By the time 'cat' starts reading, 'file.txt' has already been truncated by 'tail'.
That's all part of the design of Unix and the shell environment, and goes back all the way to the original Bourne shell. 'Tis a feature, not a bug.
tmp=$(tail -1 file.txt); echo $tmp > file.txt;
This works nicely in a Linux shell:
replace_with_filter() {
local filename="$1"; shift
local dd_output byte_count filter_status dd_status
dd_output=$("$#" <"$filename" | dd conv=notrunc of="$filename" 2>&1; echo "${PIPESTATUS[#]}")
{ read; read; read -r byte_count _; read filter_status dd_status; } <<<"$dd_output"
(( filter_status > 0 )) && return "$filter_status"
(( dd_status > 0 )) && return "$dd_status"
dd bs=1 seek="$byte_count" if=/dev/null of="$filename"
}
replace_with_filter file.txt tail -1
dd's "notrunc" option is used to write the filtered contents back, in place, while dd is needed again (with a byte count) to actually truncate the file. If the new file size is greater or equal to the old file size, the second dd invocation is not necessary.
The advantages of this over a file copy method are: 1) no additional disk space necessary, 2) faster performance on large files, and 3) pure shell (other than dd).
As Lewis Baumstark says, it doesn't like it that you're writing to the same filename.
This is because the shell opens up "file.txt" and truncates it to do the redirection before "cat file.txt" is run.
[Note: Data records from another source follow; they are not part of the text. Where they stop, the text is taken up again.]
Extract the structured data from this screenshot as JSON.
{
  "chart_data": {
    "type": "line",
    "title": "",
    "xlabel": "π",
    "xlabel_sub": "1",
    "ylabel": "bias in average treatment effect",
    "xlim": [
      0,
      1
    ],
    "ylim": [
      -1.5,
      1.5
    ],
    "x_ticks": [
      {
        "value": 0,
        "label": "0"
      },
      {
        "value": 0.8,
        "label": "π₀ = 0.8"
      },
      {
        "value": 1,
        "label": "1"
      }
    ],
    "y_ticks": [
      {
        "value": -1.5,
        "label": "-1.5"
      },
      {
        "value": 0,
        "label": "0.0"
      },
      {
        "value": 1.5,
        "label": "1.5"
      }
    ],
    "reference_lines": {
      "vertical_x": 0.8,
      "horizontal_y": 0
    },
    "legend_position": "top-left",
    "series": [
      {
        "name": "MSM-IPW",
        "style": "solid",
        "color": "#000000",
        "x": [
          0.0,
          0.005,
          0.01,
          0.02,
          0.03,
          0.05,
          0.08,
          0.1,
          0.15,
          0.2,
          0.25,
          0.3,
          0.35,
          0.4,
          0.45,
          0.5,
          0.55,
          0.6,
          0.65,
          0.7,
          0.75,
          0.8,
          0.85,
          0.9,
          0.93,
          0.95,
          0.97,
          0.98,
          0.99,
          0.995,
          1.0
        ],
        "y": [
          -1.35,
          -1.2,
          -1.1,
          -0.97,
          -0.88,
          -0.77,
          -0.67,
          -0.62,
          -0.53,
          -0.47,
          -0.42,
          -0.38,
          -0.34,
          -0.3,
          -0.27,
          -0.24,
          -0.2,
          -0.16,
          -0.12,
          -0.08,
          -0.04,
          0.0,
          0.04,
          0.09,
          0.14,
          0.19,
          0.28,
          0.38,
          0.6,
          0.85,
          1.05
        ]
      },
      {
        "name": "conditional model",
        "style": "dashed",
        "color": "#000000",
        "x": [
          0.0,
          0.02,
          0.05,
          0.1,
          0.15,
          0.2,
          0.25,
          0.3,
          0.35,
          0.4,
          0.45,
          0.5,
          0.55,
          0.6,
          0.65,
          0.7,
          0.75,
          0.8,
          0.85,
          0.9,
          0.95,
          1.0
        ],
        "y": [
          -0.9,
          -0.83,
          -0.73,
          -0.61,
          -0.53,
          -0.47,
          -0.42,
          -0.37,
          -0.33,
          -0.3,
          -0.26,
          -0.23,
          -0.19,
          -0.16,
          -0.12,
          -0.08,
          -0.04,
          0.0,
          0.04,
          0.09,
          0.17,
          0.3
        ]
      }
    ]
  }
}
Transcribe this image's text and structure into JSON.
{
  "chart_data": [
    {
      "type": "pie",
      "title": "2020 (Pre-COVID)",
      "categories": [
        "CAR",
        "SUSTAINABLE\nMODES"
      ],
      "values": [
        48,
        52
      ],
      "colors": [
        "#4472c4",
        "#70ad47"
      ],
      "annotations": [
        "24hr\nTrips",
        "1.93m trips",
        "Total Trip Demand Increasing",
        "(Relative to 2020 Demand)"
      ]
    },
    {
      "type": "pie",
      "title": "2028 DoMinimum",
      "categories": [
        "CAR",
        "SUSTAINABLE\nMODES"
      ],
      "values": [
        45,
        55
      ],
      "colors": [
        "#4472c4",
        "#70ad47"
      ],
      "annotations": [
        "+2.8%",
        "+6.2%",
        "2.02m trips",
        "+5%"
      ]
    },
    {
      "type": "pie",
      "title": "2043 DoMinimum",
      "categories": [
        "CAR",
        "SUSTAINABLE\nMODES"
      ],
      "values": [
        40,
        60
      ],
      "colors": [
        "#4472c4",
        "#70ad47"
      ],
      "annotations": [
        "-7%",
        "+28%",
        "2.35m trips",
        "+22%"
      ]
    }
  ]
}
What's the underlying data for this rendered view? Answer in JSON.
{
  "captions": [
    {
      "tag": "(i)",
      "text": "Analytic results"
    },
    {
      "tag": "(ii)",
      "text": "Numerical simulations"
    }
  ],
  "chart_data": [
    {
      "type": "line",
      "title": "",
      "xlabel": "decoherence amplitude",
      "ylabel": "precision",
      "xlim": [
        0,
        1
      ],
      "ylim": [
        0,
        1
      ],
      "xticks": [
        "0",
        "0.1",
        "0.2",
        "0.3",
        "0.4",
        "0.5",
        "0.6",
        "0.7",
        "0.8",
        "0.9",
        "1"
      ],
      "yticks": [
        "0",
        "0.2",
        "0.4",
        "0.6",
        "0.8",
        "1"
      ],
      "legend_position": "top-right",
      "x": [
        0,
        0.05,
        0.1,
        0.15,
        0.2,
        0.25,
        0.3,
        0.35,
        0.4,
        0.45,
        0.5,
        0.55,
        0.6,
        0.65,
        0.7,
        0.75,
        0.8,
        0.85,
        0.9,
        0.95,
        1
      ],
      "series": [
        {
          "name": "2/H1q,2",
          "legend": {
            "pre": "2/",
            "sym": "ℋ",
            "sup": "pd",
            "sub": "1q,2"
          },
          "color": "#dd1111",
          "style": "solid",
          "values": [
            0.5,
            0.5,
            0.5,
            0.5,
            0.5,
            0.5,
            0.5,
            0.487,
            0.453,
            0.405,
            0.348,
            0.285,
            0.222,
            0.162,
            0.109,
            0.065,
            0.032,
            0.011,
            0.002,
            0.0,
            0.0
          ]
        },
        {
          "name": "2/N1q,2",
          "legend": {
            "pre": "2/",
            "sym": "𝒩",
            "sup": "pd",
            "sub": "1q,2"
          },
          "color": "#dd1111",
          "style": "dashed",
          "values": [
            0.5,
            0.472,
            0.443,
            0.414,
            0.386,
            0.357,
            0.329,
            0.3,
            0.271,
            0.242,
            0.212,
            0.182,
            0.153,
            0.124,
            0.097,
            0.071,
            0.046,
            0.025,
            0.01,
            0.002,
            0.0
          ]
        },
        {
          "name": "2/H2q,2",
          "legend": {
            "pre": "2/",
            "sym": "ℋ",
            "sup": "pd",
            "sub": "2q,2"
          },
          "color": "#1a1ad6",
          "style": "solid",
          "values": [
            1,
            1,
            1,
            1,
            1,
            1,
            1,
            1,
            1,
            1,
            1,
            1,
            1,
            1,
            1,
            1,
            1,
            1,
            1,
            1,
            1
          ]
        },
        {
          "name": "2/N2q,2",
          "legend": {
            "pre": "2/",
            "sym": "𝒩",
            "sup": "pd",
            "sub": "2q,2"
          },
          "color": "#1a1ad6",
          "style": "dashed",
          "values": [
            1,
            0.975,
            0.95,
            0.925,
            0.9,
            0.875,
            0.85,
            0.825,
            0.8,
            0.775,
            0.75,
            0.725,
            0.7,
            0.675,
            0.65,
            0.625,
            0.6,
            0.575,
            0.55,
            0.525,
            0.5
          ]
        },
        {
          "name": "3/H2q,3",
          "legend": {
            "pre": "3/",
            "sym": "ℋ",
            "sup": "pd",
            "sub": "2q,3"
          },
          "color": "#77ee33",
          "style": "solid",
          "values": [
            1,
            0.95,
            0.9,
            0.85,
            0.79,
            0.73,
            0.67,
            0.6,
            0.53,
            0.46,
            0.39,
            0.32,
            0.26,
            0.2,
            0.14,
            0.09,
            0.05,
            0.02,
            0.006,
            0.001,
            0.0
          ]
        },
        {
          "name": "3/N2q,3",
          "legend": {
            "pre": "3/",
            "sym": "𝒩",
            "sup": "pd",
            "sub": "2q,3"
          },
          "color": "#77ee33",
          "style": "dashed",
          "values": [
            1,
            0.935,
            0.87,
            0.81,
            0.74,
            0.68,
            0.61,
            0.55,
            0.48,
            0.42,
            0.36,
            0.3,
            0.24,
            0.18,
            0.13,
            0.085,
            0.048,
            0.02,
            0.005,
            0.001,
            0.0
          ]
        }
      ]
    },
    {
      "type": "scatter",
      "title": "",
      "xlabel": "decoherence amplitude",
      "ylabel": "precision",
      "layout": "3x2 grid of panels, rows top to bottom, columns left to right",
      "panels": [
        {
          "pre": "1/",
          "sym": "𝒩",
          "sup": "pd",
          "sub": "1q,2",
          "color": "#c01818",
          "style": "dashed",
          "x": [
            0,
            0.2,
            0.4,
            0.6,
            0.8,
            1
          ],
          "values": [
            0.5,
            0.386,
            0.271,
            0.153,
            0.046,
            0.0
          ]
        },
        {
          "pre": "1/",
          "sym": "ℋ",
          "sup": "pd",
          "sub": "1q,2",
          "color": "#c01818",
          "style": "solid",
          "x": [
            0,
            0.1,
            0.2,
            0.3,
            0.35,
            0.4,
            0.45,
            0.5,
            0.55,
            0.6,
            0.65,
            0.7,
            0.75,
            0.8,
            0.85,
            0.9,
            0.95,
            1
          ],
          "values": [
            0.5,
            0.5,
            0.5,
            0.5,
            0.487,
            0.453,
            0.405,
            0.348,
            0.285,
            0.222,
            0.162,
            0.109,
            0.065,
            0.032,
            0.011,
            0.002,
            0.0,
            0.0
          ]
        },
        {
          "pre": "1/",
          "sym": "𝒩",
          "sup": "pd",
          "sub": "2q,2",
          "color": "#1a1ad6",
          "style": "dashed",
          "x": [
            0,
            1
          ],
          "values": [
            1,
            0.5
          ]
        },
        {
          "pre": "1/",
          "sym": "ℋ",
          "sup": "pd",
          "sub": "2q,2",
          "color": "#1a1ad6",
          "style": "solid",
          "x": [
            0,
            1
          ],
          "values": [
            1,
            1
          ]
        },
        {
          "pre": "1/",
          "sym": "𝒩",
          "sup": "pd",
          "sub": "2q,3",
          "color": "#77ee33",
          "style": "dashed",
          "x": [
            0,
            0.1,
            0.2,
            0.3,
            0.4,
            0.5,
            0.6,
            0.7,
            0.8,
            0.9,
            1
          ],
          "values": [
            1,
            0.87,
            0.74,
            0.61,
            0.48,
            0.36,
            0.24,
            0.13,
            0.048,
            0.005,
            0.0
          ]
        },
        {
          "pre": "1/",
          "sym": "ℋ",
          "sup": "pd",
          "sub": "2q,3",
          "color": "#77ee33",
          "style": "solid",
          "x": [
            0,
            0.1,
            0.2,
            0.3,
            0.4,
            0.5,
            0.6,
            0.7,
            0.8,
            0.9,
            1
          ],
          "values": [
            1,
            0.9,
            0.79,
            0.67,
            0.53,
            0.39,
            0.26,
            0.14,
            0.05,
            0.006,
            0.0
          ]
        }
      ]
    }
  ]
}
So, you have to
tail -1 file.txt > file2.txt; mv file2.txt file.txt
echo "$(tail -1 file.txt)" > file.txt
Just for this case it's possible to use cat < file.txt | (rm file.txt; tail -1 > file.txt)
That will open "file.txt" just before connection "cat" with subshell in "(...)". "rm file.txt" will remove reference from disk before subshell will open it for write for "tail", but contents will be still available through opened descriptor which is passed to "cat" until it will close stdin. So you'd better be sure that this command will finish or contents of "file.txt" will be lost
It seems to not like the fact you're writing it back to the same filename. If you do the following it works:
$cat file.txt | tail -1 > anotherfile.txt
tail -1 > file.txt will overwrite your file, causing cat to read an empty file because the re-write will happen before any of the commands in your pipeline are executed.